Many are grateful for the little Benedict XVI has been able to achieve in the face of the “old guard” from the days of Paul VI and John Paul II. Others are downright mean, both traditionalists and “liberals” (I could call them left-wing anti-conservative conservatives) and say that they chanted Santo subito! when John Paul II died, but not this time. Normally, we would be mourning and praying for the soul of a deceased Pope, but the outgoing Pontiff is still alive and behind closed doors out of sight.

The conclave horse fair will go on as planned in something like a couple of weeks, and I feel very cynical about that. I prayed uno cum famulo tuo papa nostro Benedicto in the Mass, as recognising the Papacy as an ideal symbol of Church unity in the west. Now, that little phrase is omitted. Will I say uno cum famulo tuo papa nostro Pio or Leone or whatever? I am uncertain. I am an “outlaw” and will certainly continue as some kind of Anglican in a continuing Church living out my days doing what I can do with the gift of the priesthood I received. I often think I should not have received it, and I would certainly have done something else in life has I known about the trajectory I would follow. But, I have received it, and it is my duty to put it to the service of the Church in some way. I suspect I will limit myself to praying in union with my diocesan Bishop and the Queen of my country.

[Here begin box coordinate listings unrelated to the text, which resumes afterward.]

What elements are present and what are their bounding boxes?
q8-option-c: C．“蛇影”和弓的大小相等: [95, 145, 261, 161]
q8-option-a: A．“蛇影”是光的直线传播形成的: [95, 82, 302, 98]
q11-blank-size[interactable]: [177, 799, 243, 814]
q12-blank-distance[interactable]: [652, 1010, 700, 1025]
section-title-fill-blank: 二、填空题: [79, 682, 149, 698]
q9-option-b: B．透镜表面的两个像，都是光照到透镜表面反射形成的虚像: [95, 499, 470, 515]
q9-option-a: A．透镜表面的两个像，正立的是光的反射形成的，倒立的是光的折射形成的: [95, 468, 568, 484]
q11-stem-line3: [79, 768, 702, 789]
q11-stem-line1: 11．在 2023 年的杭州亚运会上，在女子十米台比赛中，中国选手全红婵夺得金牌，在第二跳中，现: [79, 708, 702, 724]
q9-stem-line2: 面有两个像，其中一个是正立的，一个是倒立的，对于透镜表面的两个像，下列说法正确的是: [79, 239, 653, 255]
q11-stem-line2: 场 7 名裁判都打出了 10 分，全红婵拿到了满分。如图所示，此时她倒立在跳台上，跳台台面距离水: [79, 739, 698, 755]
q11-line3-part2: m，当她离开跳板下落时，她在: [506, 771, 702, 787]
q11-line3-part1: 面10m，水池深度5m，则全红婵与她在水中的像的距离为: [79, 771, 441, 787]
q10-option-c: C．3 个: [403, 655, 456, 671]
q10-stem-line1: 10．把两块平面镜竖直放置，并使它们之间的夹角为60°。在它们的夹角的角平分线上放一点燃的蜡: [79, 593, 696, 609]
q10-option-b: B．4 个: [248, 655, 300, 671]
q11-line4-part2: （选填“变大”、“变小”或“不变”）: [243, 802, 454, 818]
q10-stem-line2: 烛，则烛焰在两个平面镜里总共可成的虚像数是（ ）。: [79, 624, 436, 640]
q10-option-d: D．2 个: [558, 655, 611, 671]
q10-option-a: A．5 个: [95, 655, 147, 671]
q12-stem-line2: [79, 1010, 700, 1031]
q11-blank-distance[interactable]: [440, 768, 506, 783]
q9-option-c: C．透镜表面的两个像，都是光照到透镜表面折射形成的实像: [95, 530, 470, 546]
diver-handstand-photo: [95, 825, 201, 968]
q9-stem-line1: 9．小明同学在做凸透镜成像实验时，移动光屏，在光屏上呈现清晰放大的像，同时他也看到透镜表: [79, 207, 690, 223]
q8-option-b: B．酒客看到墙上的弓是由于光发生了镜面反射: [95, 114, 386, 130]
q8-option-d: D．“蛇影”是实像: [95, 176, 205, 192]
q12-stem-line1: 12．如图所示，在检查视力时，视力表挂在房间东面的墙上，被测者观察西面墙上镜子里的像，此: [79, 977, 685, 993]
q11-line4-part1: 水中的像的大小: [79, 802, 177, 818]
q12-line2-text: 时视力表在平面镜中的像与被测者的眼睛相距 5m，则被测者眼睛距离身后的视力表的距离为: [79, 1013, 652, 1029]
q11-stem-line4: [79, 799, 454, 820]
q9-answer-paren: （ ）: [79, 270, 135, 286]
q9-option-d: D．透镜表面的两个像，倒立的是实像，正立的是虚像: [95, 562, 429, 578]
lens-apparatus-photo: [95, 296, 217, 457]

With the conservative / liberal dialectics as they are, I see little light at the end of the tunnel. If the Roman Catholic Church were to collapse, really collapse, I wonder how well the rest of us would do out of it. I think such a collapse would discredit Christianity almost entirely except the most rabid anti-Catholic Evangelical Protestantism in its modern American form. What will give the Church its credibility? If that question can be answered, there is hope.

During the last sede vacante, we felt that something had to move in the stagnant stillness. Now, we look for signs of stability and light, that the baby not be thrown out with the foetid bathwater. Cardinal Ratzinger seemed the obvious hope back in 2005, but most of us believed he would not be elected. Who is the obvious hope now?

There will be a new Pope, but what I am really interested in is the availability of the Church at a local level through small dioceses of human dimensions with very little paperwork like in some parts of Europe up to the 1970’s with equally small and welcoming parishes. When Cardinal Ratzinger talked about little communities of faith, I think this is what he meant and not some kind of “spiritual genocide” against the weak and mediocre. This is something we can do whether we are Roman Catholics or belonging to “ragtag” churches like the continuing Anglicans or other independent sacramental communities trying to live the way of the Gospel.

So, instead of lamenting about the sede vacante as I did back in 2005, there is something to do about it, because Christ still occupies his place.